The Zielony Graduate Student Village is located on the southwestern side of the campus, far away from the academic department buildings, and overlooks a natural and built landscape. The first decision that the architects made was to keep the natural forest in place far as was possible.
Each building has some 30 apartments (218 in the housing complex overall ), which are arranged around three stairwells. Apartment sizes range from 60 to 100 square meters, with some having the option of “shifting” a room from one apartment to another to make it bigger or smaller.
The most important and innovative design component is a system of bridges that link up the interim levels of all the buildings and allow tenants to move around freely without needing to cross roads.

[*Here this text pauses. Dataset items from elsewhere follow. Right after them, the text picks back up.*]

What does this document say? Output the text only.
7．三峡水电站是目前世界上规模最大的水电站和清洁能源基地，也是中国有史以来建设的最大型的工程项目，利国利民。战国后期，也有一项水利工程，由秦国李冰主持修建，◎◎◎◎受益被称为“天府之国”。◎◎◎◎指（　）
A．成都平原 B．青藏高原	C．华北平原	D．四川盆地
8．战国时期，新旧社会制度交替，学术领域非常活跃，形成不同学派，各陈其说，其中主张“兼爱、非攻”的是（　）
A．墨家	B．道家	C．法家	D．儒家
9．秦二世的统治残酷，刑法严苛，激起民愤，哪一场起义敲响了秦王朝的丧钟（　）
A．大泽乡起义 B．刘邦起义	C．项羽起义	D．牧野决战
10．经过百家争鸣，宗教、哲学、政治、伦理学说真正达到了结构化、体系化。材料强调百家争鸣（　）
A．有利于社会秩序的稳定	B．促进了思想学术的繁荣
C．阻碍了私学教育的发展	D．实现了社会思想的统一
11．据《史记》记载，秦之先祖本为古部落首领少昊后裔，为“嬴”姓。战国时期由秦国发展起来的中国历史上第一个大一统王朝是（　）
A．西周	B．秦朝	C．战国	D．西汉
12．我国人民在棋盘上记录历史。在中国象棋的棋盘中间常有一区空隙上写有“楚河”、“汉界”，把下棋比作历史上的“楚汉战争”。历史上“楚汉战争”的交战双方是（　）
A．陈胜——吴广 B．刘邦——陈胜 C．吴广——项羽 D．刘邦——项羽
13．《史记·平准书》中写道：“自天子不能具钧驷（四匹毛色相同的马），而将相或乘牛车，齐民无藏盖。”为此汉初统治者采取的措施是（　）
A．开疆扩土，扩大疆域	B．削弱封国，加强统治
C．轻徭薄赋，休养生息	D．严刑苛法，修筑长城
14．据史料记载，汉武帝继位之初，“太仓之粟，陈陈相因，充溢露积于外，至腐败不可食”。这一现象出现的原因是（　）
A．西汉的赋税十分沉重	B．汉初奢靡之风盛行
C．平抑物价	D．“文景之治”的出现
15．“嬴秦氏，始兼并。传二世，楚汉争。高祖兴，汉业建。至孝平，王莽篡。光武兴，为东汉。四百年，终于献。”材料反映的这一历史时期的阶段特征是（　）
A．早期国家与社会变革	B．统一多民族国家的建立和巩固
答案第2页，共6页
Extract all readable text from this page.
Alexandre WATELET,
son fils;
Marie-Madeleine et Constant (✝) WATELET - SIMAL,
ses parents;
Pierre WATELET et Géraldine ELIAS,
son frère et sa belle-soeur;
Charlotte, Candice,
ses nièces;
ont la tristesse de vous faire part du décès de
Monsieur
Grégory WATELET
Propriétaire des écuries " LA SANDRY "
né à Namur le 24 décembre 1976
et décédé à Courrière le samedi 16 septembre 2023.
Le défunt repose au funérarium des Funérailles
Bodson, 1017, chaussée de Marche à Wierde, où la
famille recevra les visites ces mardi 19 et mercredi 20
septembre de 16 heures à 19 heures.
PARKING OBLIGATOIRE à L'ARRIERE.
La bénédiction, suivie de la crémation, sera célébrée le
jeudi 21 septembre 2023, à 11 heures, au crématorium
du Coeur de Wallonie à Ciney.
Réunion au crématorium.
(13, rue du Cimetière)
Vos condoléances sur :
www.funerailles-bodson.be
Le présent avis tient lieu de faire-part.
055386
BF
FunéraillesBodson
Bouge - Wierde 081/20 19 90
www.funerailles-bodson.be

The experience of walking among the treetops is thrilling, and is reminiscent of works by the Japanese artist Tetsu Kondu, who deals with examining the relationship between man and heaven and earth. The buildings themselves look like giant masses that have had chunks “bitten” off.
“It’s meant to bring the landscape into the apartments,” Schwartz explains.
Schwartz and Bar Orian agree with the comparison, but say their version takes the idea a step forward. “The public housing complexes in Israel were designed without any connection to the site. They were positioned at random without any link to the ground conditions. We tried to converse with the environment and with nature. The buildings in the village are ‘deformed’ in order to adjust to the landscape.”
The architects Liran Chechik and Nitzan Kalush have been living in the village for the past nine months. They moved there from junior faculty housing after their family grew. They deem the village a successful project, with “a whiff of colleges in Europe,” that enables community life and cooperation and makes you feel like sticking around for a long time.
“The public spaces have had a lot put into them, and generate a pretty lively community life – all relative to the Technion of course,” they say with a grin. “The bridge that spans the buildings serves as a pleasurable route for walks, and opens onto playgrounds that are suited to a range of ages. The spaces in between the apartments constitute alternative ground, which is important because the topography in this area of the Technion is really extreme.”
Chechik mentions favorably the way that the village blends into the natural forest.
“There is a sense that the buildings are well integrated into the forest. Old trees stayed put and the buildings kind of squeeze between them. More than once we have come upon wild boars and jackals,” he adds.